The Nature and Parks Authority on Thursday called for harsher penalties for illegal gazelle hunting, due to the threat of extinction hanging over the species.

The authority hopes that this week’s decision of the International Union for Conservation of Nature (IUCN) to classify the Israeli gazelle as an endangered species will lead to stricter enforcement of the hunting ban.

Illegal hunting is one of the main threats to the large gazelle populations in the Galilee, Carmel and southern coastal plain. As reported by Haaretz on Thursday, the IUCN has called for a change in the status of the Israeli gazelle from that of a vulnerable species to an endangered species, following the release of figures showing the gazelle population has dwindled by 70 percent in the past 15 years.

“We hope the decision will help us to persuade the courts to recognize the serious damage that hunting has caused the gazelles and to hand down harsh penalties to people convicted of illegal hunting,” the authority’s chief scientist Dr.

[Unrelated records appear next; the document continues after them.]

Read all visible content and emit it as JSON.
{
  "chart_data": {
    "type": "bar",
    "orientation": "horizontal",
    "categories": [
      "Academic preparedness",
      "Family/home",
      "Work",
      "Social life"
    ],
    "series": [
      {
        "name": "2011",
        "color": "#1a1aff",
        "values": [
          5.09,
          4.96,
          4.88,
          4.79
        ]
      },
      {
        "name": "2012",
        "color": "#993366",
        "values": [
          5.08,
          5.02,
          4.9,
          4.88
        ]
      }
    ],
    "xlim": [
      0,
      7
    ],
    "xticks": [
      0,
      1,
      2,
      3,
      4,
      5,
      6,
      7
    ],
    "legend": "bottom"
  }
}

Yehoshua Shkedi said on Thursday.

“Today illegal hunters who are convicted in court mostly get a fine of less than 10,000 shekels, but no prison sentence,” he said.

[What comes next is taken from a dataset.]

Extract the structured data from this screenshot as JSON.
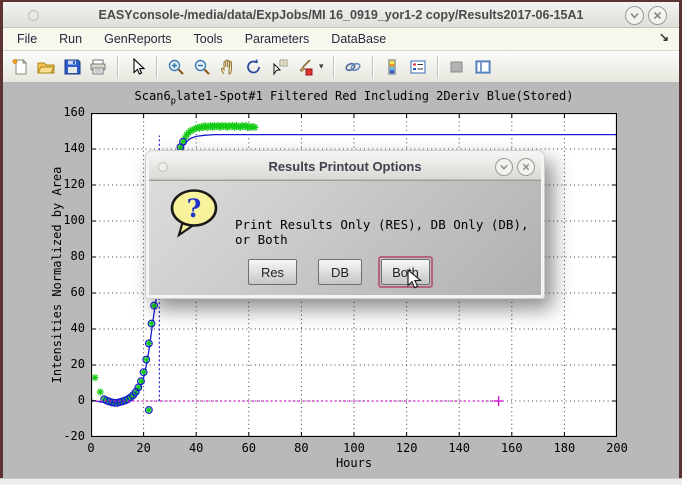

The wildlife protection law allows for a prison sentence of two years or a fine of up to 150,000 shekels for people convicted of illegal hunting.

Shkedi said it was necessary to preserve the contiguous open areas where the large gazelle populations live, to enable the animals’ reproduction and movement.

The number of gazelles in Israel dropped from around 10,000 at the beginning of the last decade to 3,000 in 2008, according to the Nature and Parks Authority’s figures.

The authority says that the number this year is closer to 2,000, though up to 1,000 additional gazelles may be living in areas where they are not counted.

The largest gazelle population, numbering some 900 animals, is currently in the Ramot Issachar region. Some 250 gazelles live in the southern Golan Heights and some 300 in the eastern Galilee. The gazelles’ numbers are decreasing in all these regions because of illegal hunting and unsupervised reproduction of predators, such as jackals. Smaller gazelle communities live in other large open areas, like the Carmel, Lachish hills and the Judean Mountains.

“All it takes is one organized group of hunters that operates over a length of time on the Carmel to cause serious damage to the gazelle population,” Shkedi said.

The 120 gazelles in the Nitzanim Nature Reserve in the southern coastal plain are also endangered by hunters and feral dog packs, while the population in the Eastern Galilee has been seriously reduced by hunters.

The authority has been engaged in an ongoing battle to stop the hunters, many of whom use night vision equipment.

In contrast, the number of gazelles in the Gilboa has risen to about 400 in recent years. The separation barrier has apparently prevented hunters from the Palestinian Authority from entering the habitat.